Lo que duelen hoy no son las elecciones (que, obviamente, hay que mantener y autentificar más y más), sino la efectivización de las libertades, los comportamientos de participación pública y ciudadana.Eso lo saben muy bien los hombres de la Trilateral, que en su informe sobre la «crisis de la democracia» no se andan por las ramas. Para Crozier, Huntington y Watanuki, la vulnerabilidad de la democracia actual, su riesgo, está en que, cada vez, se acortan más las distancias entre gobernantes y gobernados, en que proliferan los intelectuales, aumenta la desconfianza del ciudadano y su voluntad de intervención, las relaciones sociales se hacen demasiado transparentes, se extiende demasiado la enseñanza superior, se multiplican los procesos de diferenciación social a pesar del apremio homogeneizador de la comunicación y del consumo de masa, el orden existente y la estabilidad del sistema resisten difícilmente las acometidas de los movimientos de base, todo lo cual dificulta, notablemente, la toma responsable de decisiones y entorpece el progreso de los pueblos. La solución, para sus autores, reside, una vez más, en ponerse en manos de «los que saben y pueden», e instalar una especie de «despotismo ilustrado de la tecnoestructura».

La dimensión radical se nos presenta como la defensa más eficaz frente a tan amedrentadores propósitos. La circulación política del término se la debemos a la Inglaterra del XVIII, y, desde entonces, y con los avatares que todo largo proceso histórico comporta, tiene como rasgos dominantes: a nivel de modalidad, el inconformismo; y a nivel de contenido, el extremismo -sobre todo en los países anglosajones- y la voluntad de transformación total, o, según la fórmula en uso, radical, es decir, desde la raíz misma, del medio en el que se produce.
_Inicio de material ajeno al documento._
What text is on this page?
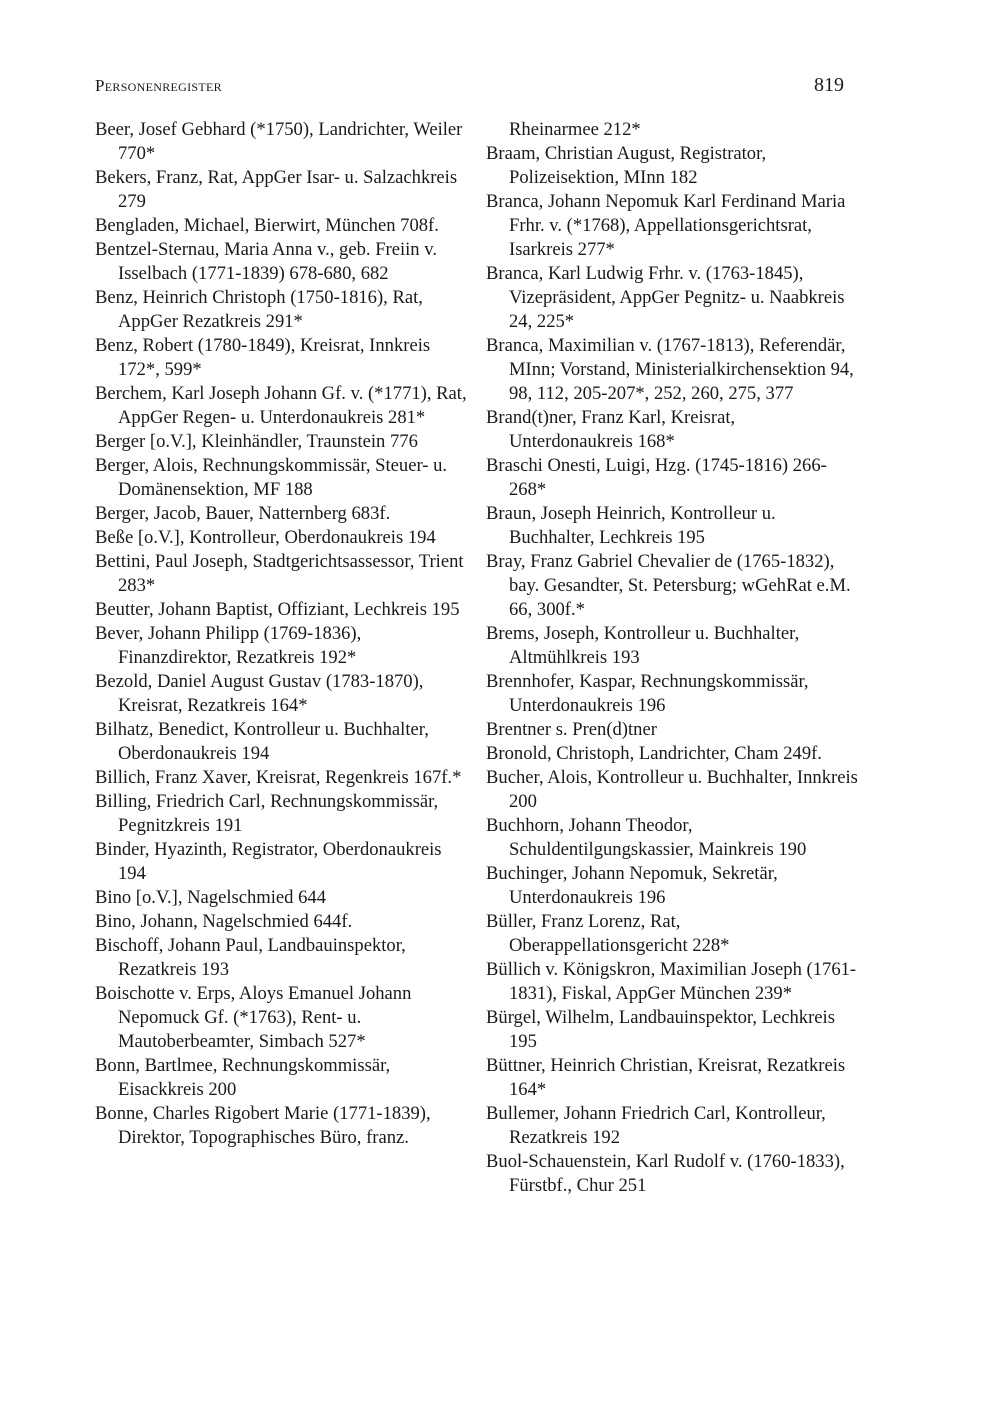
Personenregister	819

Beer, Josef Gebhard (*1750), Landrichter, Weiler 770*

Bekers, Franz, Rat, AppGer Isar- u. Salzachkreis 279

Bengladen, Michael, Bierwirt, München 708f.

Bentzel-Sternau, Maria Anna v., geb. Freiin v. Isselbach (1771-1839) 678-680, 682

Benz, Heinrich Christoph (1750-1816), Rat, AppGer Rezatkreis 291*

Benz, Robert (1780-1849), Kreisrat, Innkreis 172*, 599*

Berchem, Karl Joseph Johann Gf. v. (*1771), Rat, AppGer Regen- u. Unterdonaukreis 281*

Berger [o.V.], Kleinhändler, Traunstein 776

Berger, Alois, Rechnungskommissär, Steuer- u. Domänensektion, MF 188

Berger, Jacob, Bauer, Natternberg 683f.

Beße [o.V.], Kontrolleur, Oberdonaukreis 194

Bettini, Paul Joseph, Stadtgerichtsassessor, Trient 283*

Beutter, Johann Baptist, Offiziant, Lechkreis 195

Bever, Johann Philipp (1769-1836), Finanzdirektor, Rezatkreis 192*

Bezold, Daniel August Gustav (1783-1870), Kreisrat, Rezatkreis 164*

Bilhatz, Benedict, Kontrolleur u. Buchhalter, Oberdonaukreis 194

Billich, Franz Xaver, Kreisrat, Regenkreis 167f.*

Billing, Friedrich Carl, Rechnungskommissär, Pegnitzkreis 191

Binder, Hyazinth, Registrator, Oberdonaukreis 194

Bino [o.V.], Nagelschmied 644

Bino, Johann, Nagelschmied 644f.

Bischoff, Johann Paul, Landbauinspektor, Rezatkreis 193

Boischotte v. Erps, Aloys Emanuel Johann Nepomuck Gf. (*1763), Rent- u. Mautoberbeamter, Simbach 527*

Bonn, Bartlmee, Rechnungskommissär, Eisackkreis 200

Bonne, Charles Rigobert Marie (1771-1839), Direktor, Topographisches Büro, franz.

Rheinarmee 212*

Braam, Christian August, Registrator, Polizeisektion, MInn 182

Branca, Johann Nepomuk Karl Ferdinand Maria Frhr. v. (*1768), Appellationsgerichtsrat, Isarkreis 277*

Branca, Karl Ludwig Frhr. v. (1763-1845), Vizepräsident, AppGer Pegnitz- u. Naabkreis 24, 225*

Branca, Maximilian v. (1767-1813), Referendär, MInn; Vorstand, Ministerialkirchensektion 94, 98, 112, 205-207*, 252, 260, 275, 377

Brand(t)ner, Franz Karl, Kreisrat, Unterdonaukreis 168*

Braschi Onesti, Luigi, Hzg. (1745-1816) 266-268*

Braun, Joseph Heinrich, Kontrolleur u. Buchhalter, Lechkreis 195

Bray, Franz Gabriel Chevalier de (1765-1832), bay. Gesandter, St. Petersburg; wGehRat e.M. 66, 300f.*

Brems, Joseph, Kontrolleur u. Buchhalter, Altmühlkreis 193

Brennhofer, Kaspar, Rechnungskommissär, Unterdonaukreis 196

Brentner s. Pren(d)tner

Bronold, Christoph, Landrichter, Cham 249f.

Bucher, Alois, Kontrolleur u. Buchhalter, Innkreis 200

Buchhorn, Johann Theodor, Schuldentilgungskassier, Mainkreis 190

Buchinger, Johann Nepomuk, Sekretär, Unterdonaukreis 196

Büller, Franz Lorenz, Rat, Oberappellationsgericht 228*

Büllich v. Königskron, Maximilian Joseph (1761-1831), Fiskal, AppGer München 239*

Bürgel, Wilhelm, Landbauinspektor, Lechkreis 195

Büttner, Heinrich Christian, Kreisrat, Rezatkreis 164*

Bullemer, Johann Friedrich Carl, Kontrolleur, Rezatkreis 192

Buol-Schauenstein, Karl Rudolf v. (1760-1833), Fürstbf., Chur 251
En el contexto contemporáneo, su encarnación más provocativa y fecunda es el Partido Radical italiano. En sus veintidós años de existencia y con una dotación minúscula de militantes -apenas 4.000-, ha llegado a logros sobresalientes. La ley Marcora, sobre los objetores de conciencia; la ley Fortuna-Baslini, sobre el divorcio; la consecución del voto para los mayores de dieciocho años; una cierta despenalización del aborto; su continuo hostigamiento al clericalismo de la vida política italiana, etcétera, no hubieran cuajado sin los ayunos, las sacudidas de la opinión, los golpes de espectacularidad casi circense, la movilización de la inteligentsia, y esa genial utilización de los medios de comunicación de Marco Panella y su partido. Pero también, y es capital añadirlo, sin la colaboración de hombres del poder, progresistas y demócratas -el poder es, desde luego, querido Paco, una necesaria y a veces gloriosa servidumbre-, que quisieron y supieron imponerlas, primero, en su partido, y luego, en el parlamento.
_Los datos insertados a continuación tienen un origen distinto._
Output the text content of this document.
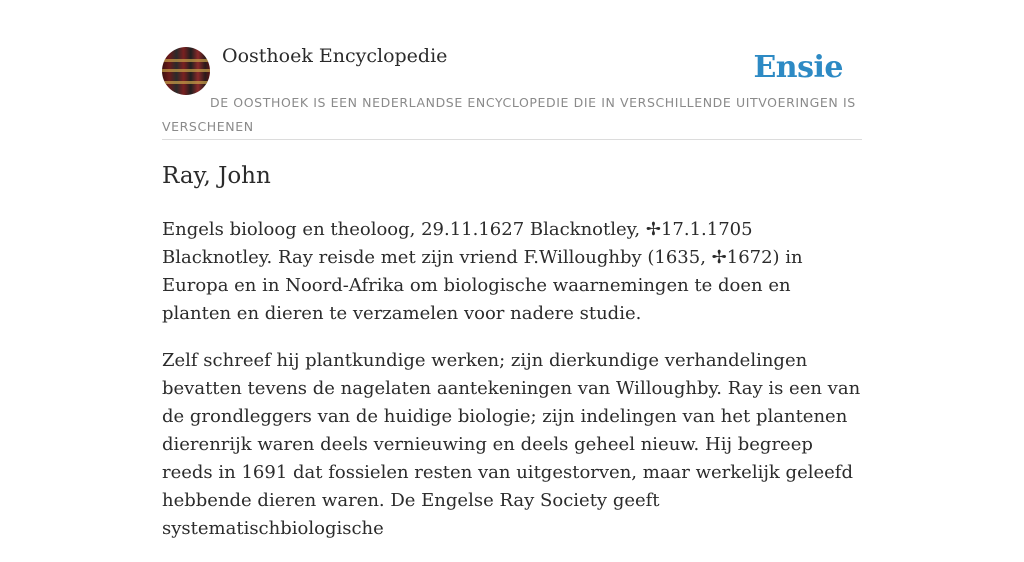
Oosthoek Encyclopedie	Ensie

DE OOSTHOEK IS EEN NEDERLANDSE ENCYCLOPEDIE DIE IN VERSCHILLENDE UITVOERINGEN IS VERSCHENEN

Ray, John

Engels bioloog en theoloog, 29.11.1627 Blacknotley, ✢17.1.1705 Blacknotley. Ray reisde met zijn vriend F.Willoughby (1635, ✢1672) in Europa en in Noord-Afrika om biologische waarnemingen te doen en planten en dieren te verzamelen voor nadere studie.

Zelf schreef hij plantkundige werken; zijn dierkundige verhandelingen bevatten tevens de nagelaten aantekeningen van Willoughby. Ray is een van de grondleggers van de huidige biologie; zijn indelingen van het plantenen dierenrijk waren deels vernieuwing en deels geheel nieuw. Hij begreep reeds in 1691 dat fossielen resten van uitgestorven, maar werkelijk geleefd hebbende dieren waren. De Engelse Ray Society geeft systematischbiologische
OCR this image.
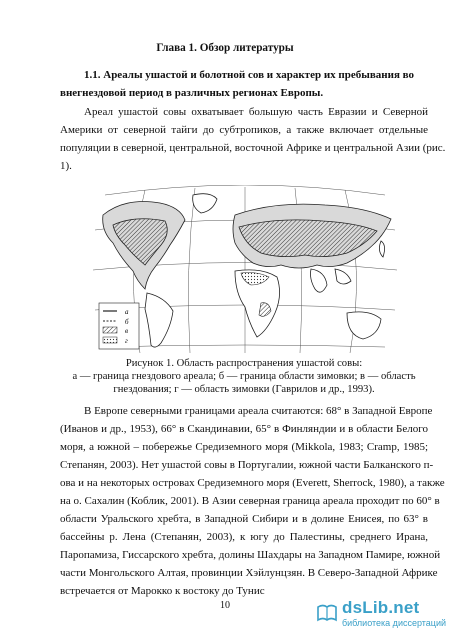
Глава 1. Обзор литературы
1.1. Ареалы ушастой и болотной сов и характер их пребывания во
внегнездовой период в различных регионах Европы.
Ареал ушастой совы охватывает большую часть Евразии и Северной
Америки от северной тайги до субтропиков, а также включает отдельные
популяции в северной, центральной, восточной Африке и центральной Азии (рис.
1).
а
б
в
г
Рисунок 1. Область распространения ушастой совы:
а — граница гнездового ареала; б — граница области зимовки; в — область
гнездования; г — область зимовки (Гаврилов и др., 1993).
В Европе северными границами ареала считаются: 68° в Западной Европе
(Иванов и др., 1953), 66° в Скандинавии, 65° в Финляндии и в области Белого
моря, а южной – побережье Средиземного моря (Mikkola, 1983; Cramp, 1985;
Степанян, 2003). Нет ушастой совы в Португалии, южной части Балканского п-
ова и на некоторых островах Средиземного моря (Everett, Sherrock, 1980), а также
на о. Сахалин (Коблик, 2001). В Азии северная граница ареала проходит по 60° в
области Уральского хребта, в Западной Сибири и в долине Енисея, по 63° в
бассейны р. Лена (Степанян, 2003), к югу до Палестины, среднего Ирана,
Паропамиза, Гиссарского хребта, долины Шахдары на Западном Памире, южной
части Монгольского Алтая, провинции Хэйлунцзян. В Северо-Западной Африке
встречается от Марокко к востоку до Тунис
10	dsLib.net
библиотека диссертаций
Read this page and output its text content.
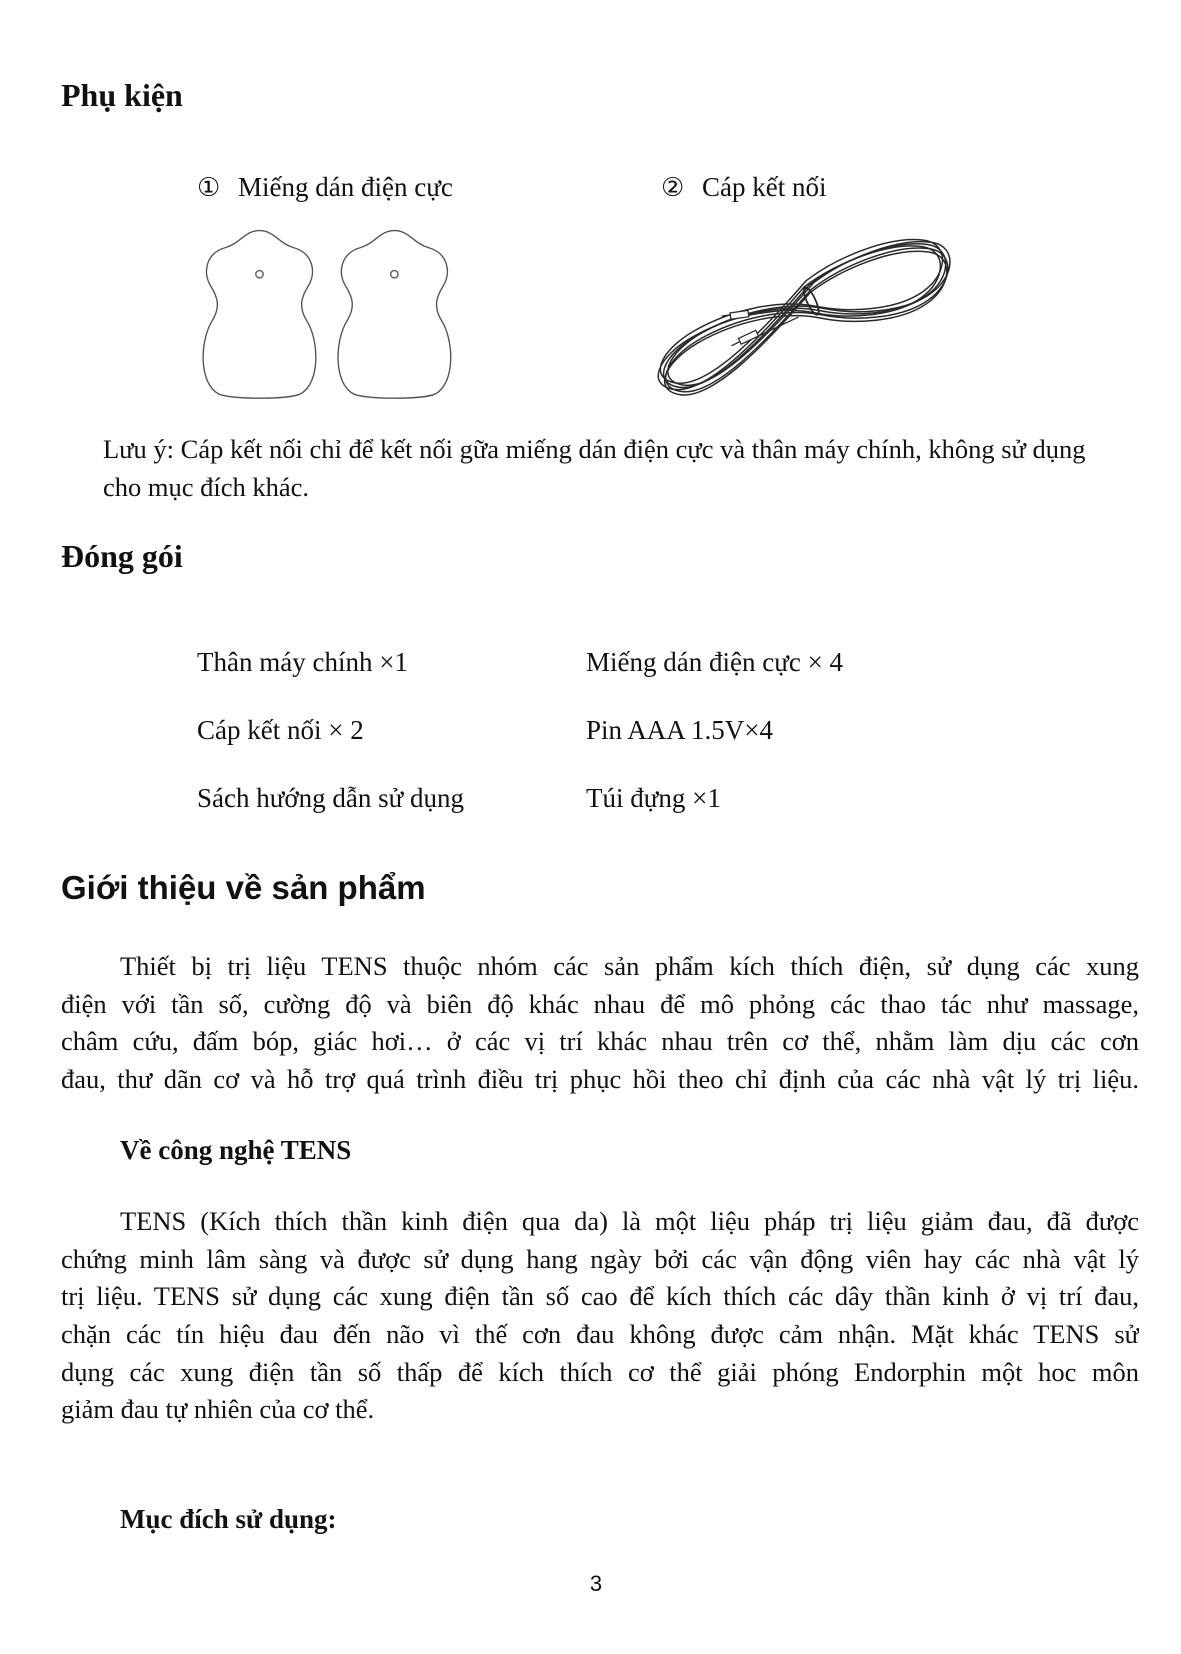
Phụ kiện
① Miếng dán điện cực	② Cáp kết nối
Lưu ý: Cáp kết nối chỉ để kết nối gữa miếng dán điện cực và thân máy chính, không sử dụng
cho mục đích khác.
Đóng gói
Thân máy chính ×1	Miếng dán điện cực × 4
Cáp kết nối × 2	Pin AAA 1.5V×4
Sách hướng dẫn sử dụng	Túi đựng ×1
Giới thiệu về sản phẩm
Thiết bị trị liệu TENS thuộc nhóm các sản phẩm kích thích điện, sử dụng các xung
điện với tần số, cường độ và biên độ khác nhau để mô phỏng các thao tác như massage,
châm cứu, đấm bóp, giác hơi… ở các vị trí khác nhau trên cơ thể, nhằm làm dịu các cơn
đau, thư dãn cơ và hỗ trợ quá trình điều trị phục hồi theo chỉ định của các nhà vật lý trị liệu.
Về công nghệ TENS
TENS (Kích thích thần kinh điện qua da) là một liệu pháp trị liệu giảm đau, đã được
chứng minh lâm sàng và được sử dụng hang ngày bởi các vận động viên hay các nhà vật lý
trị liệu. TENS sử dụng các xung điện tần số cao để kích thích các dây thần kinh ở vị trí đau,
chặn các tín hiệu đau đến não vì thế cơn đau không được cảm nhận. Mặt khác TENS sử
dụng các xung điện tần số thấp để kích thích cơ thể giải phóng Endorphin một hoc môn
giảm đau tự nhiên của cơ thể.
Mục đích sử dụng:
3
La perspectiva radical ha salido mal parada en la historia política española. Y, sin embargo, su presencia es insoslayable desde cualquiera de las esquinas en las que hemos estado contemplándola. Pensemos, por ejemplo, en el binomio religión y política, que, en estas últimas semanas, y a propósito de la organización jurídico-institucional de dos grandes ámbitos sociales, la familia y la enseñanza, está siendo de extrema actualidad.
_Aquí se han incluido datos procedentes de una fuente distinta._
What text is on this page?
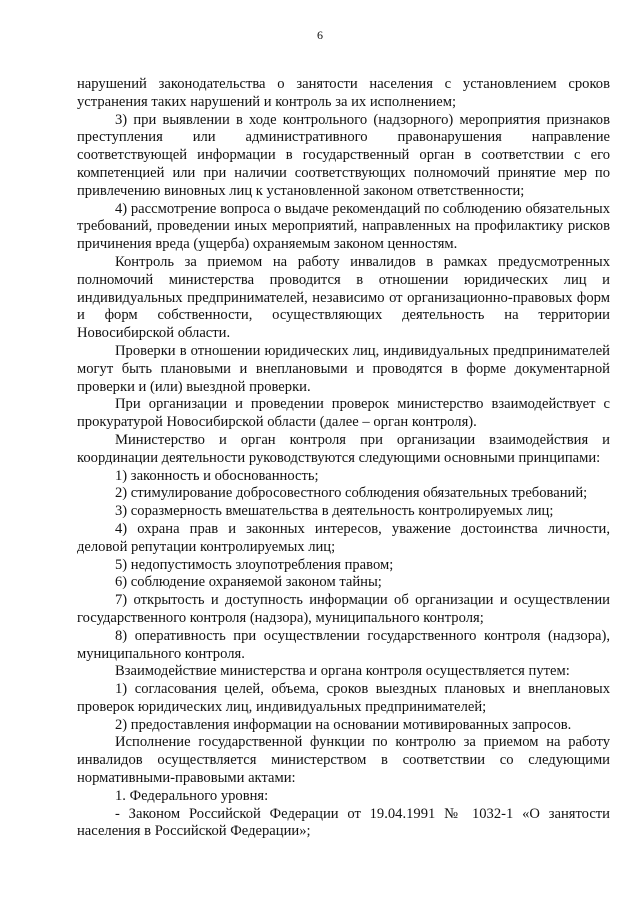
6

нарушений законодательства о занятости населения с установлением сроков устранения таких нарушений и контроль за их исполнением;

3) при выявлении в ходе контрольного (надзорного) мероприятия признаков преступления или административного правонарушения направление соответствующей информации в государственный орган в соответствии с его компетенцией или при наличии соответствующих полномочий принятие мер по привлечению виновных лиц к установленной законом ответственности;

4) рассмотрение вопроса о выдаче рекомендаций по соблюдению обязательных требований, проведении иных мероприятий, направленных на профилактику рисков причинения вреда (ущерба) охраняемым законом ценностям.

Контроль за приемом на работу инвалидов в рамках предусмотренных полномочий министерства проводится в отношении юридических лиц и индивидуальных предпринимателей, независимо от организационно-правовых форм и форм собственности, осуществляющих деятельность на территории Новосибирской области.

Проверки в отношении юридических лиц, индивидуальных предпринимателей могут быть плановыми и внеплановыми и проводятся в форме документарной проверки и (или) выездной проверки.

При организации и проведении проверок министерство взаимодействует с прокуратурой Новосибирской области (далее – орган контроля).

Министерство и орган контроля при организации взаимодействия и координации деятельности руководствуются следующими основными принципами:

1) законность и обоснованность;

2) стимулирование добросовестного соблюдения обязательных требований;

3) соразмерность вмешательства в деятельность контролируемых лиц;

4) охрана прав и законных интересов, уважение достоинства личности, деловой репутации контролируемых лиц;

5) недопустимость злоупотребления правом;

6) соблюдение охраняемой законом тайны;

7) открытость и доступность информации об организации и осуществлении государственного контроля (надзора), муниципального контроля;

8) оперативность при осуществлении государственного контроля (надзора), муниципального контроля.

Взаимодействие министерства и органа контроля осуществляется путем:

1) согласования целей, объема, сроков выездных плановых и внеплановых проверок юридических лиц, индивидуальных предпринимателей;

2) предоставления информации на основании мотивированных запросов.

Исполнение государственной функции по контролю за приемом на работу инвалидов осуществляется министерством в соответствии со следующими нормативными-правовыми актами:

1. Федерального уровня:

- Законом Российской Федерации от 19.04.1991 № 1032-1 «О занятости населения в Российской Федерации»;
A su respecto, es difícil de entender la sorpresa e irritación que produce el hecho de que la Iglesia católica no sólo tenga fuerza, sino que, además, la ejercite, en temas colectivos y públicos, en función de sus principios e intereses. A consecuencia de ello, muchos sectores progresistas se llaman a escándalo por lo que consideran una funesta confusión de órdenes. Olvidan que los españoles nos hemos pasado los últimos cien años, o vistiéndonos todos de cura o abriendo su veda, escopeta al brazo. Y que el franquismo ha llevado esta situación hasta el paroxismo, tanto desde el poder como desde la oposición, ya que si la jerarquía eclesiástica formaba parte, ex oficio, de la estructura del poder franquista, los ámbitos religiosos y eclesiásticos -físicos e institucionales- fueron durante muchos años trincheras privilegiadas de la resistencia democrática. Por lo que esos católicos, socialmente tan representativos, que son los sacérdotes, han ocupado posiciones de primer plano, casi sin solución de continuidad, a lo largo de todo el espectro político español, desde Fuerza Nueva con el P. Oltra, hasta la ORT, con Mariano Gamc.

Todos los analistas saben que las disidencias intramuros robustecen el ámbito al que pertenecen. Y por ello, si el comunismo internacional fagocita y se fortalece con el titismo, los eurocomunismos, etcétera, de igual manera, el Opus Dei acaba apuntándose al profesor Calvo Serer, la Compañía de Jesús a los padres Llanos y Díez Alegría, y Roma, a todos ellos, con independencia de la autenticidad de su compromiso social y político.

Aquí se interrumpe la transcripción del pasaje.